A powerful tool to collect and structure detailed information about Y Combinator founders in a clean, searchable format. It helps users quickly discover founder profiles, company associations, and industry backgrounds from one of the world’s most influential startup ecosystems.
Designed for accuracy and flexibility, this project enables filtered access to founder data for research, analysis, and business intelligence use cases.
Created by Bitbash, built to showcase our approach to Scraping and Automation!

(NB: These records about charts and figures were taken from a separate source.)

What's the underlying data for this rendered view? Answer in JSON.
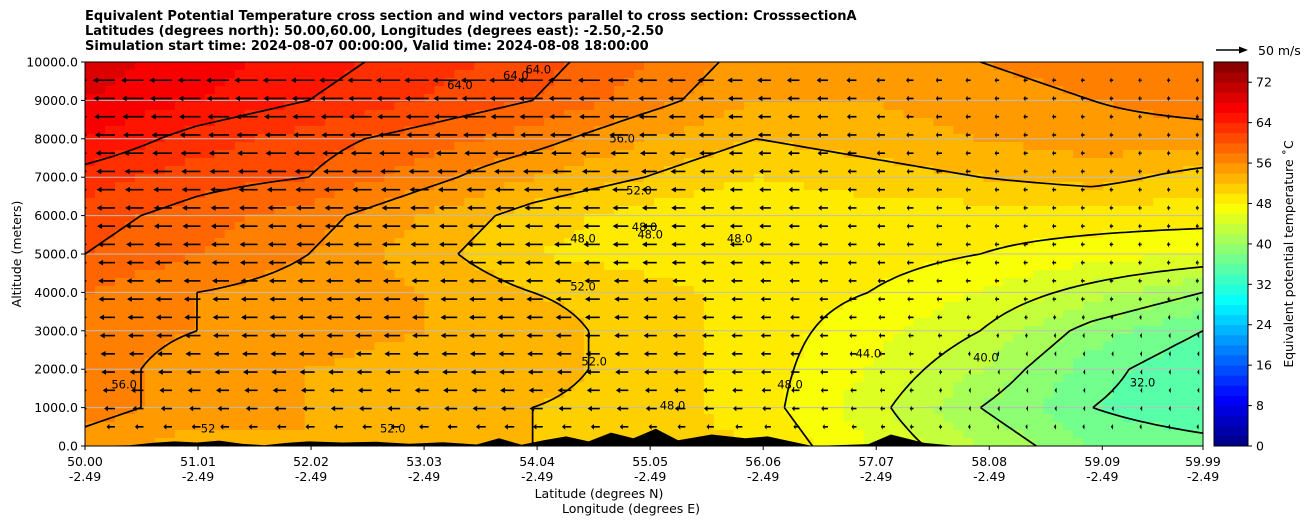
{
  "title_lines": [
    "Equivalent Potential Temperature cross section and wind vectors parallel to cross section: CrosssectionA",
    "Latitudes (degrees north): 50.00,60.00, Longitudes (degrees east): -2.50,-2.50",
    "Simulation start time: 2024-08-07 00:00:00, Valid time: 2024-08-08 18:00:00"
  ],
  "colors": {
    "contour_line": "#000000",
    "terrain": "#000000",
    "grid": "#bdbdbd",
    "vector": "#000000"
  },
  "chart_data": {
    "type": "heatmap",
    "xlabel": "Latitude (degrees N)",
    "xlabel2": "Longitude (degrees E)",
    "ylabel": "Altitude (meters)",
    "x_range": [
      50.0,
      59.99
    ],
    "ylim": [
      0,
      10000
    ],
    "x_ticks": [
      {
        "value": 50.0,
        "lat": "50.00",
        "lon": "-2.49"
      },
      {
        "value": 51.01,
        "lat": "51.01",
        "lon": "-2.49"
      },
      {
        "value": 52.02,
        "lat": "52.02",
        "lon": "-2.49"
      },
      {
        "value": 53.03,
        "lat": "53.03",
        "lon": "-2.49"
      },
      {
        "value": 54.04,
        "lat": "54.04",
        "lon": "-2.49"
      },
      {
        "value": 55.05,
        "lat": "55.05",
        "lon": "-2.49"
      },
      {
        "value": 56.06,
        "lat": "56.06",
        "lon": "-2.49"
      },
      {
        "value": 57.07,
        "lat": "57.07",
        "lon": "-2.49"
      },
      {
        "value": 58.08,
        "lat": "58.08",
        "lon": "-2.49"
      },
      {
        "value": 59.09,
        "lat": "59.09",
        "lon": "-2.49"
      },
      {
        "value": 59.99,
        "lat": "59.99",
        "lon": "-2.49"
      }
    ],
    "y_ticks": [
      {
        "value": 0,
        "label": "0.0"
      },
      {
        "value": 1000,
        "label": "1000.0"
      },
      {
        "value": 2000,
        "label": "2000.0"
      },
      {
        "value": 3000,
        "label": "3000.0"
      },
      {
        "value": 4000,
        "label": "4000.0"
      },
      {
        "value": 5000,
        "label": "5000.0"
      },
      {
        "value": 6000,
        "label": "6000.0"
      },
      {
        "value": 7000,
        "label": "7000.0"
      },
      {
        "value": 8000,
        "label": "8000.0"
      },
      {
        "value": 9000,
        "label": "9000.0"
      },
      {
        "value": 10000,
        "label": "10000.0"
      }
    ],
    "grid": "horizontal",
    "colorbar": {
      "label": "Equivalent potential temperature ˚C",
      "min": 0,
      "max": 76,
      "step": 2,
      "ticks": [
        0,
        8,
        16,
        24,
        32,
        40,
        48,
        56,
        64,
        72
      ],
      "tick_labels": [
        "0",
        "8",
        "16",
        "24",
        "32",
        "40",
        "48",
        "56",
        "64",
        "72"
      ]
    },
    "vector_key": {
      "label": "50 m/s",
      "speed": 50
    },
    "field_samples": {
      "x": [
        50.0,
        51.0,
        52.0,
        53.0,
        54.0,
        55.0,
        56.0,
        57.0,
        58.0,
        59.0,
        59.99
      ],
      "y": [
        0,
        1000,
        2000,
        3000,
        4000,
        5000,
        6000,
        7000,
        8000,
        9000,
        10000
      ],
      "values": [
        [
          55,
          53,
          54,
          53,
          52,
          51,
          50,
          46,
          42,
          38,
          37
        ],
        [
          57,
          55,
          54,
          53,
          52,
          51,
          49,
          45,
          40,
          36,
          34
        ],
        [
          57,
          55,
          54,
          53,
          53,
          51,
          49,
          46,
          42,
          37,
          34
        ],
        [
          57,
          56,
          55,
          54,
          53,
          51,
          49,
          47,
          44,
          39,
          36
        ],
        [
          58,
          56,
          55,
          54,
          52,
          51,
          49,
          48,
          46,
          43,
          40
        ],
        [
          60,
          58,
          56,
          53,
          50,
          49,
          48,
          49,
          48,
          47,
          46
        ],
        [
          61,
          59,
          57,
          54,
          51,
          49,
          48,
          49,
          49,
          49,
          49
        ],
        [
          63,
          61,
          60,
          57,
          54,
          52,
          50,
          51,
          52,
          53,
          51
        ],
        [
          66,
          63,
          61,
          59,
          57,
          54,
          52,
          53,
          54,
          55,
          55
        ],
        [
          68,
          66,
          64,
          62,
          60,
          57,
          54,
          54,
          55,
          56,
          57
        ],
        [
          69,
          67,
          65,
          63,
          61,
          58,
          55,
          55,
          56,
          57,
          57
        ]
      ]
    },
    "wind_u_samples": {
      "y": [
        0,
        1000,
        2000,
        3000,
        4000,
        5000,
        6000,
        7000,
        8000,
        9000,
        10000
      ],
      "x": [
        50.0,
        52.0,
        54.0,
        56.0,
        58.0,
        59.99
      ],
      "u": [
        [
          -4,
          -4,
          -4,
          -3,
          -2,
          -2
        ],
        [
          -7,
          -8,
          -9,
          -6,
          -1,
          -1
        ],
        [
          -9,
          -10,
          -10,
          -7,
          -1,
          -1
        ],
        [
          -10,
          -11,
          -11,
          -7,
          -2,
          -1
        ],
        [
          -11,
          -11,
          -11,
          -7,
          -3,
          -2
        ],
        [
          -11,
          -12,
          -12,
          -8,
          -3,
          -2
        ],
        [
          -12,
          -12,
          -12,
          -8,
          -3,
          -2
        ],
        [
          -12,
          -13,
          -13,
          -8,
          -3,
          -2
        ],
        [
          -13,
          -14,
          -15,
          -9,
          -3,
          -2
        ],
        [
          -14,
          -15,
          -16,
          -9,
          -3,
          -2
        ],
        [
          -15,
          -16,
          -17,
          -10,
          -3,
          -2
        ]
      ]
    },
    "terrain_profile": {
      "x": [
        50.0,
        50.4,
        50.6,
        50.8,
        51.0,
        51.2,
        51.4,
        51.6,
        51.8,
        52.0,
        52.3,
        52.6,
        52.9,
        53.2,
        53.5,
        53.7,
        53.9,
        54.1,
        54.3,
        54.5,
        54.7,
        54.9,
        55.1,
        55.3,
        55.6,
        55.9,
        56.1,
        56.5,
        57.0,
        57.2,
        57.5,
        57.8,
        58.2,
        59.0,
        59.99
      ],
      "h": [
        0,
        20,
        80,
        120,
        90,
        140,
        60,
        20,
        80,
        120,
        90,
        110,
        60,
        100,
        40,
        200,
        30,
        150,
        250,
        120,
        350,
        200,
        450,
        150,
        300,
        200,
        250,
        0,
        50,
        300,
        80,
        0,
        0,
        0,
        0
      ]
    },
    "contour_labels": [
      {
        "text": "64.0",
        "x": 53.35,
        "y": 9300
      },
      {
        "text": "64.0",
        "x": 53.85,
        "y": 9550
      },
      {
        "text": "64.0",
        "x": 54.05,
        "y": 9700
      },
      {
        "text": "56.0",
        "x": 54.8,
        "y": 7900
      },
      {
        "text": "52.0",
        "x": 54.95,
        "y": 6550
      },
      {
        "text": "48.0",
        "x": 54.45,
        "y": 5300
      },
      {
        "text": "48.0",
        "x": 55.0,
        "y": 5600
      },
      {
        "text": "48.0",
        "x": 55.05,
        "y": 5400
      },
      {
        "text": "48.0",
        "x": 55.85,
        "y": 5300
      },
      {
        "text": "52.0",
        "x": 54.45,
        "y": 4050
      },
      {
        "text": "52.0",
        "x": 54.55,
        "y": 2100
      },
      {
        "text": "56.0",
        "x": 50.35,
        "y": 1500
      },
      {
        "text": "52",
        "x": 51.1,
        "y": 350
      },
      {
        "text": "52.0",
        "x": 52.75,
        "y": 350
      },
      {
        "text": "48.0",
        "x": 55.25,
        "y": 950
      },
      {
        "text": "48.0",
        "x": 56.3,
        "y": 1500
      },
      {
        "text": "44.0",
        "x": 57.0,
        "y": 2300
      },
      {
        "text": "40.0",
        "x": 58.05,
        "y": 2200
      },
      {
        "text": "32.0",
        "x": 59.45,
        "y": 1550
      }
    ]
  }
}
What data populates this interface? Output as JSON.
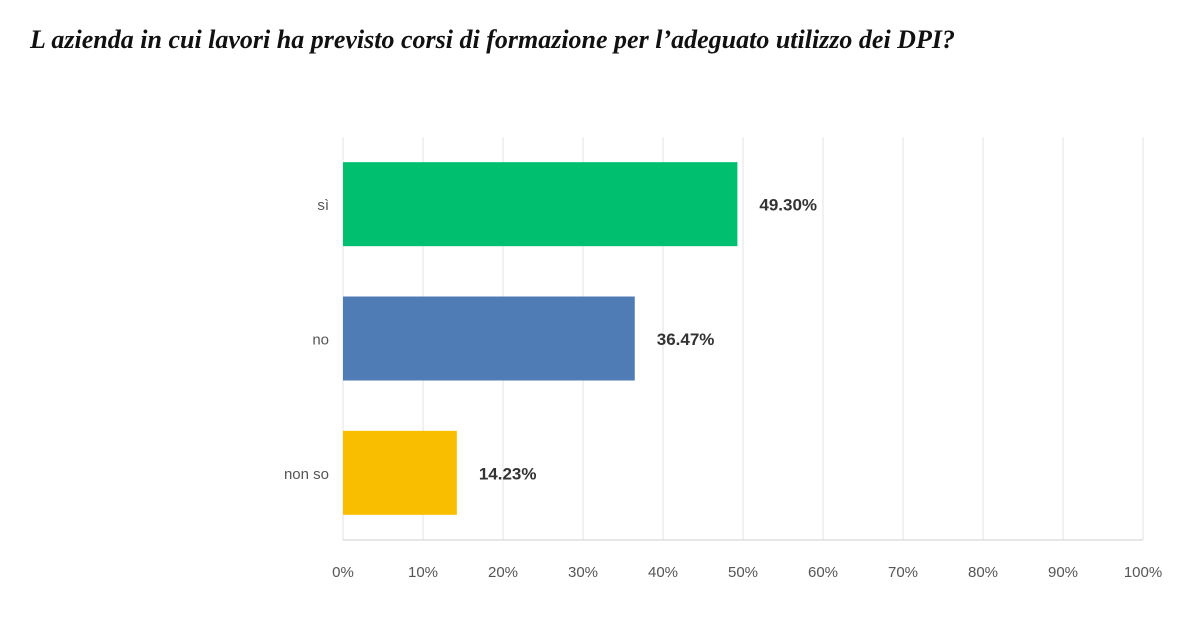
{
  "chart_data": {
    "type": "hbar",
    "title": "L azienda in cui lavori ha previsto corsi di formazione per l’adeguato utilizzo dei DPI?",
    "categories": [
      "sì",
      "no",
      "non so"
    ],
    "series": [
      {
        "values": [
          49.3,
          36.47,
          14.23
        ],
        "value_labels": [
          "49.30%",
          "36.47%",
          "14.23%"
        ],
        "colors": [
          "#00bf6f",
          "#507cb6",
          "#f9be00"
        ]
      }
    ],
    "xlim": [
      0,
      100
    ],
    "xticks": [
      {
        "value": 0,
        "label": "0%"
      },
      {
        "value": 10,
        "label": "10%"
      },
      {
        "value": 20,
        "label": "20%"
      },
      {
        "value": 30,
        "label": "30%"
      },
      {
        "value": 40,
        "label": "40%"
      },
      {
        "value": 50,
        "label": "50%"
      },
      {
        "value": 60,
        "label": "60%"
      },
      {
        "value": 70,
        "label": "70%"
      },
      {
        "value": 80,
        "label": "80%"
      },
      {
        "value": 90,
        "label": "90%"
      },
      {
        "value": 100,
        "label": "100%"
      }
    ],
    "grid": true
  }
}
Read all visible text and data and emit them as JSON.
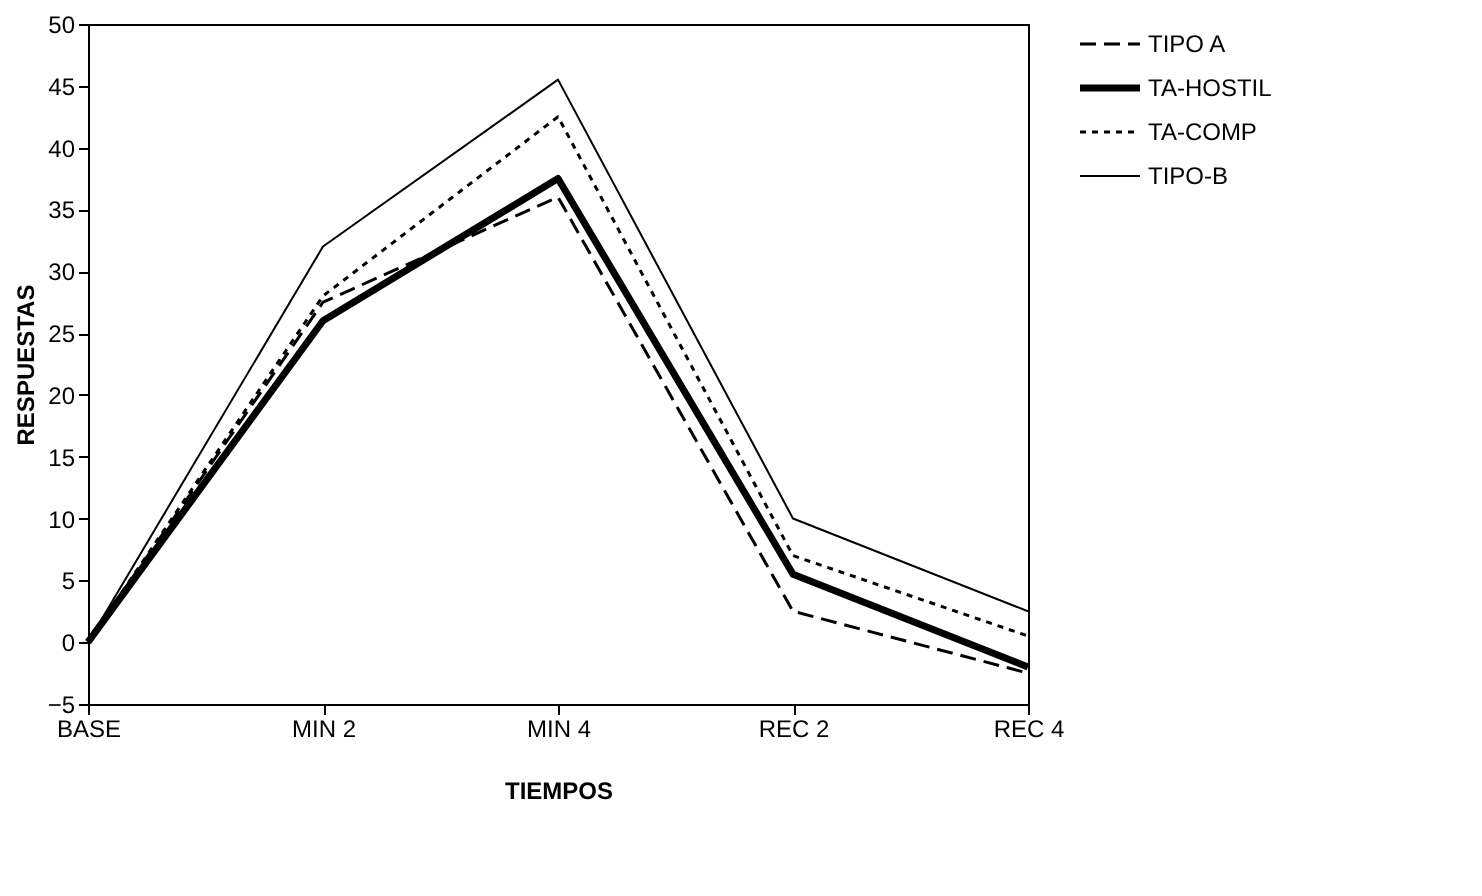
{
  "chart_data": {
    "type": "line",
    "xlabel": "TIEMPOS",
    "ylabel": "RESPUESTAS",
    "categories": [
      "BASE",
      "MIN 2",
      "MIN 4",
      "REC 2",
      "REC 4"
    ],
    "series": [
      {
        "name": "TIPO A",
        "color": "#000000",
        "line_style": "dashed",
        "values": [
          0,
          27.5,
          36,
          2.5,
          -2.5
        ]
      },
      {
        "name": "TA-HOSTIL",
        "color": "#000000",
        "line_style": "solid",
        "values": [
          0,
          26,
          37.5,
          5.5,
          -2
        ]
      },
      {
        "name": "TA-COMP",
        "color": "#000000",
        "line_style": "dotted",
        "values": [
          0,
          28,
          42.5,
          7,
          0.5
        ]
      },
      {
        "name": "TIPO-B",
        "color": "#000000",
        "line_style": "solid",
        "values": [
          0,
          32,
          45.5,
          10,
          2.5
        ]
      }
    ],
    "ylim": [
      -5,
      50
    ],
    "yticks": [
      -5,
      0,
      5,
      10,
      15,
      20,
      25,
      30,
      35,
      40,
      45,
      50
    ],
    "grid": false,
    "legend": "top right",
    "marker": "none"
  }
}
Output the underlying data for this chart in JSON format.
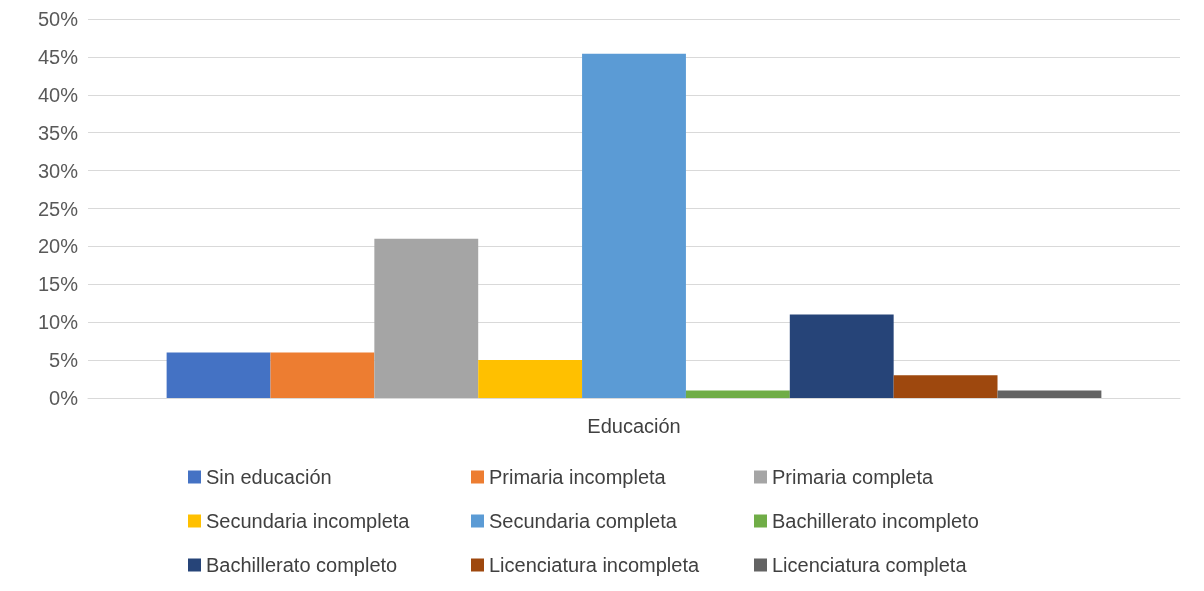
{
  "chart_data": {
    "type": "bar",
    "categories": [
      "Educación"
    ],
    "series": [
      {
        "name": "Sin educación",
        "color": "#4472c4",
        "values": [
          6
        ]
      },
      {
        "name": "Primaria incompleta",
        "color": "#ed7d31",
        "values": [
          6
        ]
      },
      {
        "name": "Primaria completa",
        "color": "#a5a5a5",
        "values": [
          21
        ]
      },
      {
        "name": "Secundaria incompleta",
        "color": "#ffc000",
        "values": [
          5
        ]
      },
      {
        "name": "Secundaria completa",
        "color": "#5b9bd5",
        "values": [
          45.4
        ]
      },
      {
        "name": "Bachillerato incompleto",
        "color": "#70ad47",
        "values": [
          1
        ]
      },
      {
        "name": "Bachillerato completo",
        "color": "#264478",
        "values": [
          11
        ]
      },
      {
        "name": "Licenciatura incompleta",
        "color": "#9e480e",
        "values": [
          3
        ]
      },
      {
        "name": "Licenciatura completa",
        "color": "#636363",
        "values": [
          1
        ]
      }
    ],
    "ylim": [
      0,
      50
    ],
    "yticks": [
      {
        "value": 0,
        "label": "0%"
      },
      {
        "value": 5,
        "label": "5%"
      },
      {
        "value": 10,
        "label": "10%"
      },
      {
        "value": 15,
        "label": "15%"
      },
      {
        "value": 20,
        "label": "20%"
      },
      {
        "value": 25,
        "label": "25%"
      },
      {
        "value": 30,
        "label": "30%"
      },
      {
        "value": 35,
        "label": "35%"
      },
      {
        "value": 40,
        "label": "40%"
      },
      {
        "value": 45,
        "label": "45%"
      },
      {
        "value": 50,
        "label": "50%"
      }
    ],
    "grid": "y",
    "legend": "bottom"
  }
}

If you are looking for y-combinator-founders you've just found your team — Let’s Chat. 👆👆
This project retrieves structured founder profiles associated with Y Combinator and outputs them as a clean dataset. It solves the problem of fragmented founder information by centralizing key identity, company, and industry details. It is ideal for researchers, investors, analysts, and startup ecosystem builders.
- Collects individual founder profiles with rich metadata
- Supports flexible filtering by name and company
- Outputs normalized, analysis-ready data
- Suitable for automation, research, and analytics workflows
| Feature | Description |
|---|---|
| Founder Filtering | Filter founders by first name, last name, or company name. |
| Limit Control | Restrict the number of returned founder profiles. |
| Rich Profiles | Includes names, companies, industries, batches, and tags. |
| Structured Output | Returns clean, consistent records ready for analysis. |
| Scalable Design | Handles small queries as well as large founder datasets. |
| Field Name | Field Description |
|---|---|
| id | Unique identifier of the founder. |
| firstName | Founder’s first name. |
| lastName | Founder’s last name. |
| fullName | Combined full name of the founder. |
| currentCompany | Current company affiliation, if available. |
| hackerNewsId | Associated Hacker News username. |
| avatarThumb | URL to the founder’s profile image. |
| currentTitle | Current professional title, if available. |
| companySlug | Identifier for the founder’s primary company. |
| topCompany | Indicates association with a top-ranked company. |
| allCompaniesText | Text list of all associated companies. |
| industries | List of industries the founder has worked in. |
| parentIndustries | High-level industry categories. |
| subIndustries | Detailed industry classifications. |
| currentRegion | Geographic region of activity. |
| titles | Historical or current titles held. |
| batches | Y Combinator batch participation. |
| tags | Metadata tags associated with the profile. |
[
{
"id": 585,
"firstName": "Sam",
"lastName": "Altman",
"fullName": "Sam Altman",
"currentCompany": null,
"hackerNewsId": "sama",
"avatarThumb": "https://bookface-images.s3.amazonaws.com/avatars/53d3aaf413bcd879484bbe18904199aeddfbaa1d.jpg",
"currentTitle": null,
"companySlug": "loopt",
"topCompany": false,
"allCompaniesText": "Y Combinator, Loopt",
"industries": ["Consumer", "Social"],
"parentIndustries": ["Consumer"],
"subIndustries": ["Consumer -> Social"],
"currentRegion": "Unspecified",
"titles": [],
"batches": ["S05"],
"tags": ["ycdc_public"]
}
]
🎉 Y Combinator Founders/
├── src/
│ ├── main.py
│ ├── filters/
│ │ ├── name_filter.py
│ │ └── company_filter.py
│ ├── models/
│ │ └── founder.py
│ ├── utils/
│ │ └── validators.py
│ └── output/
│ └── dataset_writer.py
├── data/
│ ├── sample_input.json
│ └── sample_output.json
├── requirements.txt
└── README.md
- Startup investors use it to identify founders and analyze their industry backgrounds for deal sourcing.
- Market researchers use it to study trends across Y Combinator batches and sectors.
- Recruiters use it to discover experienced founders for advisory or leadership roles.
- Founders use it to research peers and understand ecosystem dynamics.
- Analysts use it to build structured founder datasets for reports and dashboards.
How do I filter founders by name or company? You can provide filter values for founder names or company names, and the system will return only matching profiles.
Is there a limit to how many founders can be returned? Yes, you can define a numeric limit to control the maximum number of profiles returned in a single run.
What format is the output data in? All data is returned in a structured JSON format, making it easy to integrate with databases or analytics tools.
Can this be integrated into automated workflows? Yes, the project is designed to work well in automated data pipelines and scheduled jobs.
Primary Metric: Processes hundreds of founder profiles per run with consistent response times.
Reliability Metric: Maintains a high success rate with stable filtering and data extraction.
Efficiency Metric: Optimized data handling ensures low memory usage even on larger datasets.
Quality Metric: Outputs complete, normalized founder records with minimal missing fields.